CISCO スリットユニット不調の原因と修理結果報告


1. 現象

1.1 発症

2004年1月11日の観測時にCISCOのX軸スリットが細く閉じなくなった。SSのあおけん氏から来た連絡のメールは以下の通り。
To: kmotohara@ioa.s.u-tokyo.ac.jp (Kentaro Motohara),
   iwamuro@kusastro.kyoto-u.ac.jp
Subject: CISCO's Slit
CC: kaoki@naoj.org
Date: Mon, 12 Jan 2004 16:59:12 JST
From: Kentaro Aoki 

本原様、岩室様、
青木です。

ハワイ時間1月11日のCISCOでの分光観測を始めようとしたところ、CISCOのスリットが
細く閉まらなくなりました。
messiaを立ち上げ直したり、モータドライバの電源OFF/ONをしても状況は変わりませんで
した。
まったく、動かないわけではなく、SLITX=10よりXを小さくしても
画像で見る限り、閉まらないというものです。
広げる方も、SLITX=135にしても、全開にならなくなりました。
幅が800-900pix で止ってしまいます。
SLITX=50でスリット幅が749 pix
SLITX=10で420pix
SLITX=0.1でも420 pix
でした。
私の感想では原点がずれてしまっているという印象です。

ハワイ時間12日に直したいと思いますので、また、お電話します。

1.2 目視チェック

2004/1/27にナスミス台上でCISCOのデュワーを開き、駆動チェックを行った。
どうやらスリットユニット内部で何かがかんでいるよう。スリットユニットを取り外し、内部をチェックすることにした。
CISCOのスリットユニットはIRラボが製作/調整して送ってきたときの状態のままこれまで使ってきており、 我々も取り外すのは初めての経験だった。

2. 原因

2.1 破損状況

スリットユニットを開いたところ、以下のようになっている。
取り外したスリットユニット。
スリットユニット内部

X軸スリットのレールを見たところ、上写真で左側のレールが下のように壊れていることが判明した。
さらにスリット板を取り外し、レールを引っ張ったところ簡単に外れた。 内部からはレールの部品やベアリングに使われていたサファイアベアリングが 割れた破片が出てきた。
壊れたガイドレール。
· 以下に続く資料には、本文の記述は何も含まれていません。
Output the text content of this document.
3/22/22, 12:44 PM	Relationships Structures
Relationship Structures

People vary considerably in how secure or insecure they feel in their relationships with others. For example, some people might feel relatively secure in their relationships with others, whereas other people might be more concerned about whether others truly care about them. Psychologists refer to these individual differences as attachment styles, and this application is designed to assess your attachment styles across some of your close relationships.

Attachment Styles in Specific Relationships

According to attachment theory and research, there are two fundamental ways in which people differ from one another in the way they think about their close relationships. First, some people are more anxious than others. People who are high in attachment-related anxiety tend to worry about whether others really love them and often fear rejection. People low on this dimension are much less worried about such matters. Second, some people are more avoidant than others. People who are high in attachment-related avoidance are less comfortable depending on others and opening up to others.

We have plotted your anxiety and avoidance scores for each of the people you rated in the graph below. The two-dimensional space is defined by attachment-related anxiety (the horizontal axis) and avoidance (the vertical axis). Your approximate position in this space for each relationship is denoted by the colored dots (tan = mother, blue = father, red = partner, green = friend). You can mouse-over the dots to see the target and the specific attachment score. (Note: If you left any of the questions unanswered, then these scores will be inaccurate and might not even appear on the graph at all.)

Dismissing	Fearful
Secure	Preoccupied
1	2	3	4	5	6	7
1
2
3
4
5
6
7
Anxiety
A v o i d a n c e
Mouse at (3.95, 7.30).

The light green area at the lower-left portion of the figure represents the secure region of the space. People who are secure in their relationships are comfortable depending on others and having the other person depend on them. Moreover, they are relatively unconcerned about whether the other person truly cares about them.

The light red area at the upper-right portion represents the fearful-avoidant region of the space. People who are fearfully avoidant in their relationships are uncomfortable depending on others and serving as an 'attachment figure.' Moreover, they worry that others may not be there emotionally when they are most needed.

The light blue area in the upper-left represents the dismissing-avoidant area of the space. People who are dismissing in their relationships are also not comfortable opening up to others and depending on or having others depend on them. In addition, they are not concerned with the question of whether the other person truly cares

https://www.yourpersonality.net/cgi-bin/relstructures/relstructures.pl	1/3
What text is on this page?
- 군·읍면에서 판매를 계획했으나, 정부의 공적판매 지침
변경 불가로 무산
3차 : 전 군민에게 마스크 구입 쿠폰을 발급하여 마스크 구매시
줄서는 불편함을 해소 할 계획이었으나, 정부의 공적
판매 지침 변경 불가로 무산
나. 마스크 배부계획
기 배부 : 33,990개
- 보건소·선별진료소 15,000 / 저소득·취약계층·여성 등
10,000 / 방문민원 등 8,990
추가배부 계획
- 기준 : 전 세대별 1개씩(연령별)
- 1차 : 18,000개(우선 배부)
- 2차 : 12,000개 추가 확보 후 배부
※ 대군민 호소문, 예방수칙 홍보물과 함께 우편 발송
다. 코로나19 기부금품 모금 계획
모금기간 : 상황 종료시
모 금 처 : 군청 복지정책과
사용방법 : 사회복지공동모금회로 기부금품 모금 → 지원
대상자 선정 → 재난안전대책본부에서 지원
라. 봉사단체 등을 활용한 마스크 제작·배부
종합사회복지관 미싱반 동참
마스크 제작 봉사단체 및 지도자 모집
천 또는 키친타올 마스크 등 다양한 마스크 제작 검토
銅板が飛び出している。
バラバラになったレール。

2.2 レールの構造

回収されたレールの部品を下写真に示す。

このレールはIRラボの手作りの品のようで、以下のような構造になっている。
今回の破損は、 という順序で起こったものと考えられる。
正常なレール。

3. 修理

レールがIRラボ内製のため、交換部品がすぐに入手できる見込みはない。
使われていたサファイアベアリング22個のうち7個が無傷で残っていたので、 片側3個ずつだけ入れてレールを組み立て直した。
ただこれには信頼が置けない。 幸いにもY軸スリットの使用頻度は低く、こちらのレールが破損しても観測への 影響はほとんどない。そこで、下写真のようにY軸のレールの一方を 今回組み立て直したレールと交換してこの場はしのぐこととした。